Almanya’yı unutmuştum. Hayat yeniden çiçek açmıştı benim için. Taa ki babamlar Yozgat’a gelip durumu fark edene kadar. 18 yaşıma basmama iki ay vardı, beni buradaki köylülerinden biriyle evlendirmeye karar verdi babamla dedem. Büyük teyzem karşı durdu. Olay çıktı evde. Babam kafaya takmıştı. Damat adayı bulunuverdi hemen. Babamın yardım ettiği bir cami yaptırma derneği vardı, onun başkanının oğluyla söz kestiler.

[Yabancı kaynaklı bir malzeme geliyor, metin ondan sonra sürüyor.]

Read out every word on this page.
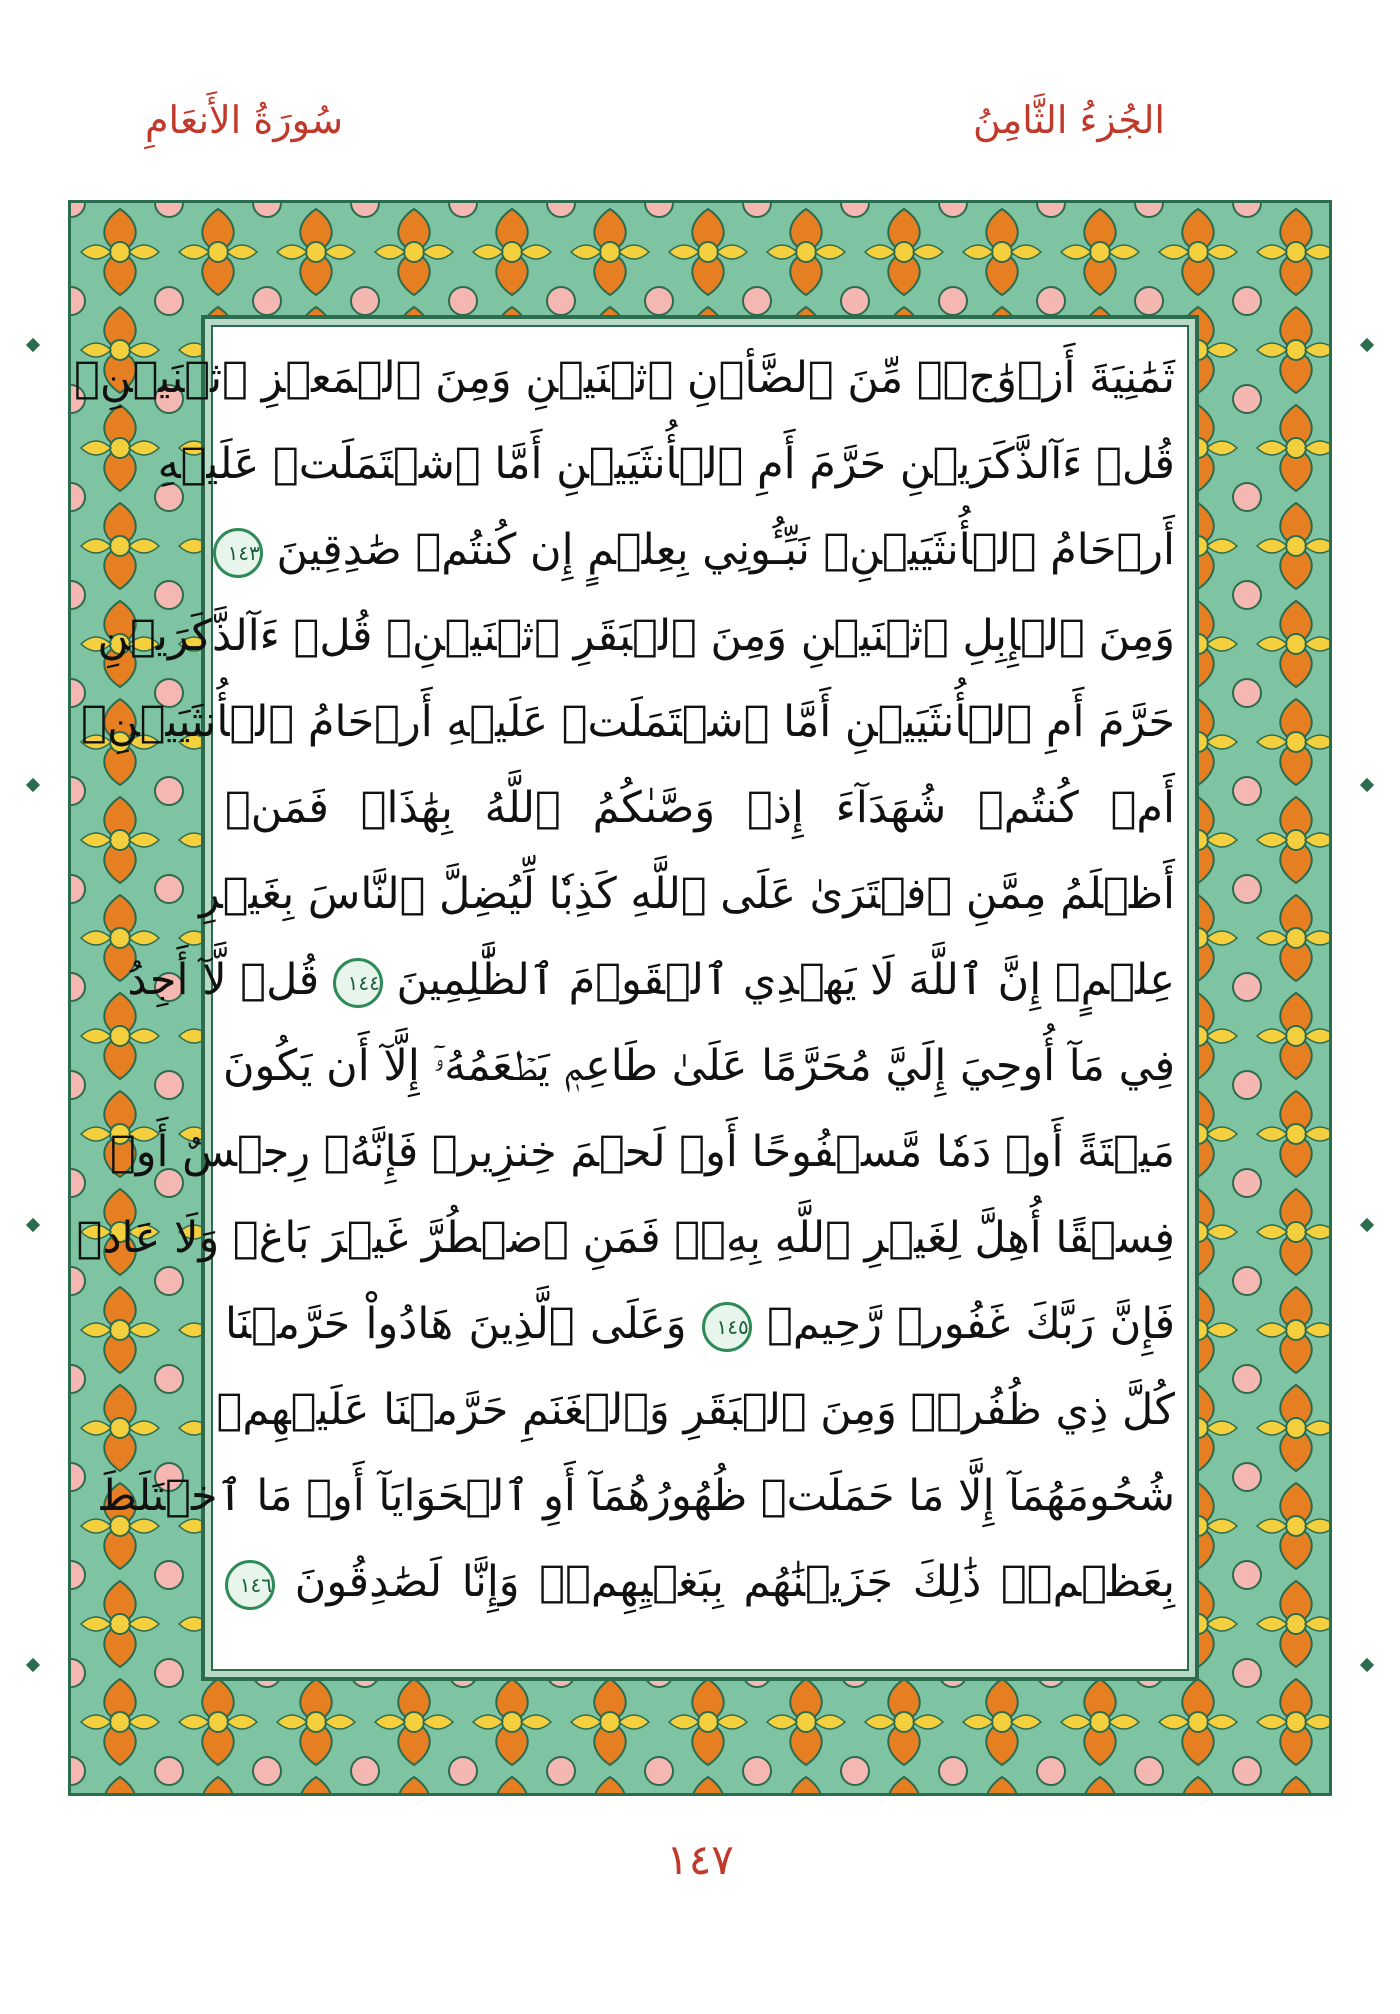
الجُزءُ الثَّامِنُ
سُورَةُ الأَنعَامِ
ثَمَٰنِيَةَ أَزۡوَٰجٖۖ مِّنَ ٱلضَّأۡنِ ٱثۡنَيۡنِ وَمِنَ ٱلۡمَعۡزِ ٱثۡنَيۡنِۗ
قُلۡ ءَآلذَّكَرَيۡنِ حَرَّمَ أَمِ ٱلۡأُنثَيَيۡنِ أَمَّا ٱشۡتَمَلَتۡ عَلَيۡهِ
أَرۡحَامُ ٱلۡأُنثَيَيۡنِۖ نَبِّـُٔونِي بِعِلۡمٍ إِن كُنتُمۡ صَٰدِقِينَ ١٤٣
وَمِنَ ٱلۡإِبِلِ ٱثۡنَيۡنِ وَمِنَ ٱلۡبَقَرِ ٱثۡنَيۡنِۗ قُلۡ ءَآلذَّكَرَيۡنِ
حَرَّمَ أَمِ ٱلۡأُنثَيَيۡنِ أَمَّا ٱشۡتَمَلَتۡ عَلَيۡهِ أَرۡحَامُ ٱلۡأُنثَيَيۡنِۖ
أَمۡ كُنتُمۡ شُهَدَآءَ إِذۡ وَصَّىٰكُمُ ٱللَّهُ بِهَٰذَاۚ فَمَنۡ
أَظۡلَمُ مِمَّنِ ٱفۡتَرَىٰ عَلَى ٱللَّهِ كَذِبٗا لِّيُضِلَّ ٱلنَّاسَ بِغَيۡرِ
عِلۡمٍۚ إِنَّ ٱللَّهَ لَا يَهۡدِي ٱلۡقَوۡمَ ٱلظَّٰلِمِينَ ١٤٤ قُلۡ لَّآ أَجِدُ
فِي مَآ أُوحِيَ إِلَيَّ مُحَرَّمًا عَلَىٰ طَاعِمٖ يَطۡعَمُهُۥٓ إِلَّآ أَن يَكُونَ
مَيۡتَةً أَوۡ دَمٗا مَّسۡفُوحًا أَوۡ لَحۡمَ خِنزِيرٖ فَإِنَّهُۥ رِجۡسٌ أَوۡ
فِسۡقًا أُهِلَّ لِغَيۡرِ ٱللَّهِ بِهِۦۚ فَمَنِ ٱضۡطُرَّ غَيۡرَ بَاغٖ وَلَا عَادٖ
فَإِنَّ رَبَّكَ غَفُورٞ رَّحِيمٞ ١٤٥ وَعَلَى ٱلَّذِينَ هَادُواْ حَرَّمۡنَا
كُلَّ ذِي ظُفُرٖۖ وَمِنَ ٱلۡبَقَرِ وَٱلۡغَنَمِ حَرَّمۡنَا عَلَيۡهِمۡ
شُحُومَهُمَآ إِلَّا مَا حَمَلَتۡ ظُهُورُهُمَآ أَوِ ٱلۡحَوَايَآ أَوۡ مَا ٱخۡتَلَطَ
بِعَظۡمٖۚ ذَٰلِكَ جَزَيۡنَٰهُم بِبَغۡيِهِمۡۖ وَإِنَّا لَصَٰدِقُونَ ١٤٦
١٤٧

Günlerden karanlık, aylardan şubattı. Bana beğendikleri genç, kasaba politikacısıydı. İktidar partisinin gençlik kollarında faaldi. İstanbul’da, Kartal İmam Hatip Okulu diye bir yerde okumuş. Bu okul memlekette bütün kapıları açarmış. Babasının hali vakti yerindeydi. Bir gün Yozgat’taki Yimpaş AVM’ de dondurma yemeğe götürdü beni. Kendini anlattı, milletvekili olmak istiyormuş, inşaat yapacakmış, tabii evlendiğimiz zaman başımı örtmem gerekiyormuş…

O gece teyzemin yanına yattım. Teyzemle artık ana, kız gibi olmuştuk. Zavallı annem, hayatı boyunca sessiz sedasız yaşamıştı. Almanya’da, Yozgat’ın köy hayatı dışına çıkamamıştı. Onla yakınlık kuramamıştım bir türlü. Teyzeme anlattım kendimi. Piyano ve ney konçertomu dinlettim. “Ben yapamam bu çocukla teyze” dedim, “olmaz” . Teyzem o zamanlar 80 yaşında falan, nur yüzlü aydınlık bir kadın. Yerinden kalktı, Alman pasaportumu sakladığı yerden çıkarttı. Başka bir çekmeceden de küçük bir hurç. İçinden beş tane altın bilezik aldı. “Kızım” dedi “Haftaya on sekiz yaşına basıyorsun. Bu bilezikler anamdan kalma. Benim gayrı kefen parasından başkasına ihtiyacım yok, onu da devlet veriyor zaten. Al bunları, İstanbul’a git, orda Kapalıçarşı’da ihtiyacın olanı bozdurur, Almanya’ya gidersin. Bir kez yola çıktın mı sonrası gelir. Arada beni ara, habersiz bırakma”.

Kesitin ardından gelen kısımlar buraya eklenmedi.